Overview
This model, unidocs/llama-3.1-8b-komedic-instruct, is an 8 billion parameter LLaMA 3.1-based instruction-tuned model developed by Unidocs. It was released on October 16, 2024, as part of the AIDC-HPC project and is utilized in Unidocs' ezMyAIDoctor. The model has undergone full fine-tuning (Pretrain) using a specialized healthcare dataset, building upon the meta-llama/Llama-3.1-8B-Instruct base.
Key Capabilities
- Healthcare Specialization: Fine-tuned with extensive healthcare data, including AIHub's super-large AI healthcare question-answer data, an improved Korean performance corpus, and medical/legal professional book corpora.

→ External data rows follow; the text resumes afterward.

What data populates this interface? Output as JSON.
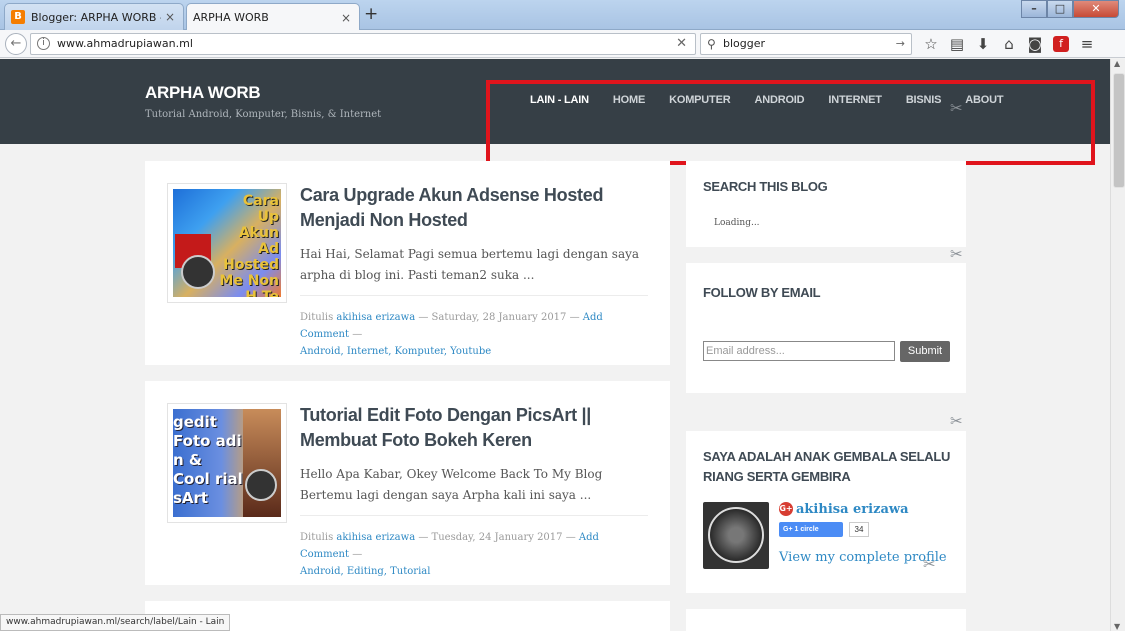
{
  "browser": {
    "tabs": [
      {
        "title": "Blogger: ARPHA WORB - T...",
        "close": "×",
        "favicon": "B"
      },
      {
        "title": "ARPHA WORB",
        "close": "×"
      }
    ],
    "new_tab": "+",
    "url": "www.ahmadrupiawan.ml",
    "search_value": "blogger",
    "status_url": "www.ahmadrupiawan.ml/search/label/Lain - Lain",
    "icons": [
      "back-icon",
      "info-icon",
      "clear-icon",
      "search-icon",
      "go-icon",
      "star-icon",
      "reader-icon",
      "download-icon",
      "home-icon",
      "pocket-icon",
      "flash-icon",
      "menu-icon"
    ]
  },
  "site": {
    "title": "ARPHA WORB",
    "description": "Tutorial Android, Komputer, Bisnis, & Internet",
    "menu": [
      "LAIN - LAIN",
      "HOME",
      "KOMPUTER",
      "ANDROID",
      "INTERNET",
      "BISNIS",
      "ABOUT"
    ]
  },
  "posts": [
    {
      "title": "Cara Upgrade Akun Adsense Hosted Menjadi Non Hosted",
      "snippet": "Hai Hai, Selamat Pagi semua bertemu lagi dengan saya arpha di blog ini. Pasti teman2 suka ...",
      "meta_prefix": "Ditulis",
      "author": "akihisa erizawa",
      "date": "— Saturday, 28 January 2017 —",
      "comment": "Add Comment",
      "labels_line": "Android, Internet, Komputer, Youtube",
      "thumb_text": "Cara Up Akun Ad Hosted Me Non H Te"
    },
    {
      "title": "Tutorial Edit Foto Dengan PicsArt || Membuat Foto Bokeh Keren",
      "snippet": "Hello Apa Kabar, Okey Welcome Back To My Blog Bertemu lagi dengan saya Arpha kali ini saya ...",
      "meta_prefix": "Ditulis",
      "author": "akihisa erizawa",
      "date": "— Tuesday, 24 January 2017 —",
      "comment": "Add Comment",
      "labels_line": "Android, Editing, Tutorial",
      "thumb_text": "gedit Foto adi n & Cool rial sArt"
    }
  ],
  "sidebar": {
    "search_title": "SEARCH THIS BLOG",
    "loading": "Loading...",
    "follow_title": "FOLLOW BY EMAIL",
    "email_placeholder": "Email address...",
    "submit": "Submit",
    "profile_title": "SAYA ADALAH ANAK GEMBALA SELALU RIANG SERTA GEMBIRA",
    "profile_name": "akihisa erizawa",
    "gplus_badge": "G+   1 circle",
    "gplus_count": "34",
    "profile_link": "View my complete profile"
  },
  "colors": {
    "header_bg": "#363f46",
    "highlight": "#e0141c",
    "link": "#2e89c4"
  }
}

- Instruction Following: Designed to respond to healthcare-related queries and tasks effectively.
- Performance: Achieves an average MMLU accuracy of 0.72 across various medical categories, including anatomy (0.68), clinical knowledge (0.75), college medicine (0.68), medical genetics (0.70), and professional medicine (0.76).
Intended Uses & Limitations
This model is intended to assist with healthcare-related queries and tasks. However, it is crucial to understand its limitations:
- Not a Medical Professional: It should not be used as a substitute for professional medical advice, diagnosis, or treatment. Always consult qualified healthcare providers for medical concerns.
- Potential for Bias/Inaccuracy: The model may produce biased or inaccurate results and should not be solely relied upon for critical healthcare decisions.
- Data-Limited Knowledge: Its knowledge is restricted to its training data and cut-off date, and it may exhibit biases present in that data.
Training Data
The model was fine-tuned on a proprietary healthcare dataset, which includes:
wiki and kowiki data.- AIHub's "super-large AI healthcare question-answer data."
- AIHub's "super-large AI corpus with improved Korean performance."
- AIHub's "medical and legal professional book corpus."